A Tayside woman has spoken of her regret at not being able to “speed up” the death of her dying mother in her final weeks of life.
Moira Symons, 60, Tayside Group co-ordinator for assisted dying campaign group Friends at the End, said she can’t understand why pets can be put out of their misery – yet the same “kindness” can’t be extended to people to help end their suffering.
Moira, whose mother Sheila died of kidney failure in 2013 aged 82, said: “I was my mother’s carer for five years, but in her final weeks I couldn’t do the one thing she asked of me: I couldn’t speed up her death.
“I have always believed in assisted dying. Watching mum’s suffering just reinforced my views.”
Moira, a semi-retired freelance trainer, contacted The Courier after reading last week about Dundee man Dave Finlayson who fears waiting to travel to Switzerland to end his life could mean he might not be well enough to go.
The 67-year-old retired heating surveyor has motor neurone disease and is among the many Scots with a disabling terminal illness who want Scotland to become the first nation in the UK to legalise assisted suicide.
However, pro-life campaigners, including Care Not Killing, say the current law provides an important deterrent and it should not be changed. They fear that vulnerable people could be pressurised into ending their lives prematurely.
Rather than changing the law on assisted suicide, Care Not Killing says there’s a need to ensure that palliative care is properly funded.
Moira, who has been a member of Friends at the End for nine years, said they too agree that palliative care should be properly funded.
However, she said people should have freedom of choice – and she noted that a survey in The Courier in 2014 suggested 83.4% of respondents wanted to see a change in the law.
“Friends at the End is a UK membership organisation campaigning to change the law in Scotland so that those with a terminal illness or incurable condition, causing unbearable suffering, have the right to a dignified, humane and compassionate end to their lives, at a time and place of their choosing,” she said.
“Our aims go a bit further than those of Dignity in Dying, because we don’t feel that only those who are terminally ill should be allowed help to die. People who are suffering unbearably aren’t all terminally ill.”

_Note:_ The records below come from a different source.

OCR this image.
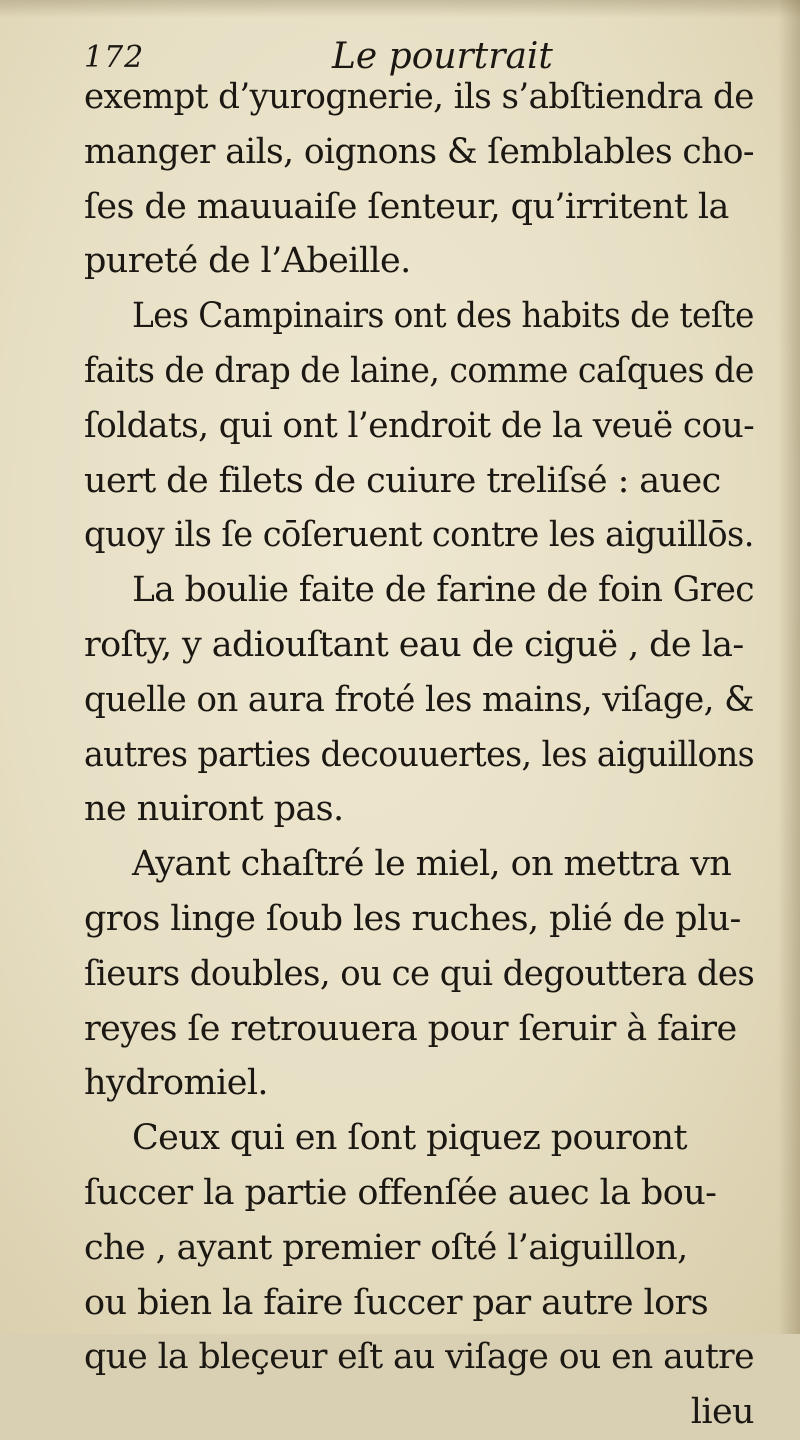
172	Le pourtrait
exempt d’yurognerie, ils s’abſtiendra de
manger ails, oignons & ſemblables cho-
ſes de mauuaiſe ſenteur, qu’irritent la
pureté de l’Abeille.
Les Campinairs ont des habits de teſte
faits de drap de laine, comme caſques de
ſoldats, qui ont l’endroit de la veuë cou-
uert de filets de cuiure treliſsé : auec
quoy ils ſe cōſeruent contre les aiguillōs.
La boulie faite de farine de foin Grec
roſty, y adiouſtant eau de ciguë , de la-
quelle on aura froté les mains, viſage, &
autres parties decouuertes, les aiguillons
ne nuiront pas.
Ayant chaſtré le miel, on mettra vn
gros linge ſoub les ruches, plié de plu-
ſieurs doubles, ou ce qui degouttera des
reyes ſe retrouuera pour ſeruir à faire
hydromiel.
Ceux qui en ſont piquez pouront
ſuccer la partie offenſée auec la bou-
che , ayant premier oſté l’aiguillon,
ou bien la faire ſuccer par autre lors
que la bleçeur eſt au viſage ou en autre
lieu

Last summer the organisation, based in Glasgow, set up local groups, including a
Tayside one which held its first meeting in August.
She added: “We are keen to grow the group and would welcome anyone who shares our aims, whether they want to just come to meetings to talk with people of similar views or want to get actively involved in campaigning.”
The group next meets at “Number Ten” in Constitution Road, Dundee, at 7pm on January 16.